Do you have them?
Do they talk often to you?
How do you keep them quiet when and if need be?
I have them. Often.
I’ve always had a busy head. I believe it’s partly just me, partly my star sign and partly the experiences I’ve encountered during my lifetime so far.
In secret, my thoughts used to consume me. So much so I reached the stage where I just had to find a quieter way to exist.
What did I do?
I decided to move “thought camp”, go elsewhere to see how the “other side” lived, educate myself on the “how to” of relaxing my thoughts and holding some of the good stuff inside i.e. Peace and Quiet. I just wanted to pull the plug for a while, allow myself some breathing space, a zone of my own.
I began to hold an interest on discovering how to quieten the mind, ease the thoughts and acquire the ability (skill) to pull that plug at my own will, to not send me spinning like these thoughts often were.
Being an emotional and creative creature by birth, I admit my “thought” stories are a bloody good tale, and have kept me entertained for years. They have maintained my emotions, actions and my self regulation. They have provided love, fun, adventure and strength. On the flipside they introduced me to confusion, self sabotage, lack of love, anger and more.
Our lives are full of twists and turns, most of us would have noted this by now, even for a young person in their teens who’s world is just opening up.
So residing with our inner thoughts on a permanent basis with some peace & quiet, is this achievable when there is so much going on around us?
My personal answer, is yes. Previously it would have been without hesitation, a firm no.
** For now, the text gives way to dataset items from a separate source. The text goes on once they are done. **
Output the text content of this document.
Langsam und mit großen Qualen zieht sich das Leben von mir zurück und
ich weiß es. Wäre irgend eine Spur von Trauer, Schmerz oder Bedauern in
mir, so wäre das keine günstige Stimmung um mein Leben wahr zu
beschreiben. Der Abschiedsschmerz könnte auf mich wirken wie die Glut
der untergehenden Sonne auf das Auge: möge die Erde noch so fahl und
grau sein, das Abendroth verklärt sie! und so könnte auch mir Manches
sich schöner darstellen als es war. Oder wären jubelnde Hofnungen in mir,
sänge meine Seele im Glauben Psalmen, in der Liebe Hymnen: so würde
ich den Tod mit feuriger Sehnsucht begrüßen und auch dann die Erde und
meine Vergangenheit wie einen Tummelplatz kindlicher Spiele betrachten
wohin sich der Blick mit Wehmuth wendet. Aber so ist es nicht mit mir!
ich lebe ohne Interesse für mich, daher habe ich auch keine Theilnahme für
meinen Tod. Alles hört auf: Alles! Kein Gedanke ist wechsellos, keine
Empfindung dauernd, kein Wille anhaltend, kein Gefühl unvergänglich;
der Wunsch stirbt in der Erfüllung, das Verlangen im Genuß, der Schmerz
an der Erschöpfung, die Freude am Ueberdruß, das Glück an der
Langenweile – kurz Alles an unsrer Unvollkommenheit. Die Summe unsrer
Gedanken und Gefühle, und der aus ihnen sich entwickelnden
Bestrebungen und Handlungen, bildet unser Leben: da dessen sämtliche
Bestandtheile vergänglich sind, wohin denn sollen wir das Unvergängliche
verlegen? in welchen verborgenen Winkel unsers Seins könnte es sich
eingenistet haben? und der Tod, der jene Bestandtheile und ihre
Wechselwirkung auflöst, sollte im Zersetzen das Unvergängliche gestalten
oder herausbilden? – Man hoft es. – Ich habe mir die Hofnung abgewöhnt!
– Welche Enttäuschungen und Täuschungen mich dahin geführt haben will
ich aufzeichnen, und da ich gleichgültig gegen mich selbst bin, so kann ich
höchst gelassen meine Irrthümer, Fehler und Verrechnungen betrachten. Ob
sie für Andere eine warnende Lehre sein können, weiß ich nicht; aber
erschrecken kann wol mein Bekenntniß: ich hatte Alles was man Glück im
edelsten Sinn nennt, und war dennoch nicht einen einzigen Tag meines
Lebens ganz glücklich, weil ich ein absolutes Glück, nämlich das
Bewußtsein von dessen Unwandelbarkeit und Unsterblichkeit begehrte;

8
My #1 “where to begin” is for us to take ourselves by the hand and learn the art of letting go. Throwing away expectations and expectation setting, from every part of our lives.
Yes and no.
It takes time, I will admit to that. Once achieved (or “conquered”) you watch your life turn. You watch your life carefully, observe which camp you are in now and who’s lighting the fire, the energy, the flow and dare I say, the magic!